A quick tip is that you don't necessarily have to create a link to a blog, just point to wherever you keep content (e.g. YouTube channel, medium profile, etc.).

You can think of the newsletter as a “blog” style as a mixture of the “link” style and the “letter-from-the-editor” style. While you're sure not to write 2,000 words to explain why users should consume the linked content, you're still showing the value behind the click.

Here is an example of a blog style email newsletter:

# 4: "Hustle" style

This type of newsletter is best for:

  • Brands with a dedicated content team that can really put everything on paper
  • Companies that are big on the affiliate side of marketing
  • Companies that want to establish themselves as THE AUTHORITY in their industry

The "hustle" style requires that you are or are a great writer on your team. You will use your newsletter to link internal and external content. Everything focused on different topics in your niche.

This style is difficult to tell stories, just like the style of editorial writing. You can even imagine this email newsletter style as a collection of mini-editorial letters that are combined into a newsletter.

Short tip: Make sure that the image of your first email is not too large. This can affect deliverability, send your emails to the spam folder and affect your opening rates (booooo!).

Here's an example of a Hustle-style email newsletter:

As mentioned at the beginning of this article, you don't have to follow these styles up to a "t". Each of these email newsletter styles is a great place to start, and your subscribers will show you what they really like to see based on their opening rates, link clicks, and even your forwarding rate.

If you subscribed to DM Insider, you may find these email newsletter styles familiar.

We use a combination of different styles in our weekly DM Insider emails, which are only sent to our Insider List.

These subscribers receive the following information weekly:

The first section is in the proofreading style of an featured article that consists of original content from DigitalMarketer.

The second section is the "Link" style, which we call Inside Five. There are 5 links, each with a paragraph that explains why the linked content is valuable to the subscriber. This section was very useful for the DM Insider newsletter template.

We added it to ensure that a subscriber who is not specifically referring to the content of the recommended article (i.e. the recommended article focuses on Instagram marketing and not advertising on Instagram) is given the opportunity to add value to others related topics of digital marketing.

The last section of the DM Insider newsletter deals with sponsored content and sweets. Sponsored content relates to a tool we are committed to (and which is not currently paid for in advertising). These are the tools that the DM team uses and you also want to know about.

The candy content is a collection of swipe files with great marketing strategies in the wild. These are headlines, advertisements, emails, everything that caught our eye and made us think – wow, that's good marketing.

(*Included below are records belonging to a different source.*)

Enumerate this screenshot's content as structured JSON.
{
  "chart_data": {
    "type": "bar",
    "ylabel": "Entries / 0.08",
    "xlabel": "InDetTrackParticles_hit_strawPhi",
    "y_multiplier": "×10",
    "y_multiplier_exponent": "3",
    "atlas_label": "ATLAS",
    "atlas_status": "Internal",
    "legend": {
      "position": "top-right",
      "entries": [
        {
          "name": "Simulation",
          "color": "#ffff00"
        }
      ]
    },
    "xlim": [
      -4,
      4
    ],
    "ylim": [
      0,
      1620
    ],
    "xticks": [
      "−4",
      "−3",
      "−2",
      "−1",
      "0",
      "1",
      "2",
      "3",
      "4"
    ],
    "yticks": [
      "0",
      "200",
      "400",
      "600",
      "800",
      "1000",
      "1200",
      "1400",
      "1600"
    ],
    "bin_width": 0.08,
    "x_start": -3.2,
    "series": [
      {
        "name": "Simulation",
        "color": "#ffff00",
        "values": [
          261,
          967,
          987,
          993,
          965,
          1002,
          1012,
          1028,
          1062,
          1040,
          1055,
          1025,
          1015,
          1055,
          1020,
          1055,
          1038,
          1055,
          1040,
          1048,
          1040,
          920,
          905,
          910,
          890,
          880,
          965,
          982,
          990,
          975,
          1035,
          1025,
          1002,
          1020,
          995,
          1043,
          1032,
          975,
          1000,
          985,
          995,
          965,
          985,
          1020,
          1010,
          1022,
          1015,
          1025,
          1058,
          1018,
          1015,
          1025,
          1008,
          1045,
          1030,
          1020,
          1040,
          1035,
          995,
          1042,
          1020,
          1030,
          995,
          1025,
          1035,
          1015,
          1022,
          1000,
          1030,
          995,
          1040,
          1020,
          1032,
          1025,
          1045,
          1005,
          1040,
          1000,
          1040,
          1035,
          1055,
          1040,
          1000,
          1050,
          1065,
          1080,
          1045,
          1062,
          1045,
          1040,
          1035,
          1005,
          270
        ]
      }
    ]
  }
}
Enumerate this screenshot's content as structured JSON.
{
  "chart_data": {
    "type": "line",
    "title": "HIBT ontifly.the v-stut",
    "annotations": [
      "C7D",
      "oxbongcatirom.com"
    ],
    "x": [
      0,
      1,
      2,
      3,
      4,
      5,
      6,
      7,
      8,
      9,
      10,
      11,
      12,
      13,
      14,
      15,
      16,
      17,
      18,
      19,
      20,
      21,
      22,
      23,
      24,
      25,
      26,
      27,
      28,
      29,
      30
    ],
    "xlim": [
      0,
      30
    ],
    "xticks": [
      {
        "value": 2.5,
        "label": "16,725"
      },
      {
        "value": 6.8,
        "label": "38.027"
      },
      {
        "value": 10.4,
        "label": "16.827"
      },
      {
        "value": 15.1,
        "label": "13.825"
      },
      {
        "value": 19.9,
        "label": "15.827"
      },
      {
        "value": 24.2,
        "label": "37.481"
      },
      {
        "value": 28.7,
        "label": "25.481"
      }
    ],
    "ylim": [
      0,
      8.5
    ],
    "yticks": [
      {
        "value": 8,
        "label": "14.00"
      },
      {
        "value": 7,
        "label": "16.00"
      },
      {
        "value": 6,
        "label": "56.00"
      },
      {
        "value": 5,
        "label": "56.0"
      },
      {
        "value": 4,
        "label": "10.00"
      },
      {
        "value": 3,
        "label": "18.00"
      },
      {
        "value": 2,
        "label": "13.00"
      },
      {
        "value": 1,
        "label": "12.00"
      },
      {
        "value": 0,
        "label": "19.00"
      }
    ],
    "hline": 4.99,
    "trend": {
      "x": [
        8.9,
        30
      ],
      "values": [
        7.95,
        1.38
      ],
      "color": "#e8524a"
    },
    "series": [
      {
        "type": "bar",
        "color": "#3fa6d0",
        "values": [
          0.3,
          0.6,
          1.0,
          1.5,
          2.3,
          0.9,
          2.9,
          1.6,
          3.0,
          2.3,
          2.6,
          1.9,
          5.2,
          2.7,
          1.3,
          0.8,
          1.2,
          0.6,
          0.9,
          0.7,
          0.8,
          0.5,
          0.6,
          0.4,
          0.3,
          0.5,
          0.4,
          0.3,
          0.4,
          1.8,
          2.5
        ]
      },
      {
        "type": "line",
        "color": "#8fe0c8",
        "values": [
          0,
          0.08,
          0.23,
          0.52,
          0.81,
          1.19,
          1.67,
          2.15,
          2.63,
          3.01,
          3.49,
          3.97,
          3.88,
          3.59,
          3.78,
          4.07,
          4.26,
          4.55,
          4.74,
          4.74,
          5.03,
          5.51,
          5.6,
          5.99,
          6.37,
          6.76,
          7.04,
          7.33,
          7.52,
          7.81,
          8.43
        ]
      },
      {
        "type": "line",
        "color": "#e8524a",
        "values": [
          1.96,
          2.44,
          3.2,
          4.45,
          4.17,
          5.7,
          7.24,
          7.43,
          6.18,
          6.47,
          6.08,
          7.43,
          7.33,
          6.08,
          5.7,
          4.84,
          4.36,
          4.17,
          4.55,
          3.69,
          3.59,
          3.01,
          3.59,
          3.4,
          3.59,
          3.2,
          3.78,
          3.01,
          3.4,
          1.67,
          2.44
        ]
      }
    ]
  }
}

Okay, we think you are about to hit this nice "send" button and publish your first email newsletter. All you have to do is figure out which newsletter style (or combination) best suits your audience and goals, and you're ready to become the next Morning Brew, The Skimm or DM Insider.

(NOTE: Do you need support in your digital marketing efforts? Or do you just want to implement proven, actionable marketing tools, tactics and templates in your company? Find out about the latest offerings from DigitalMarketer and you're on your way to helping your business grow.)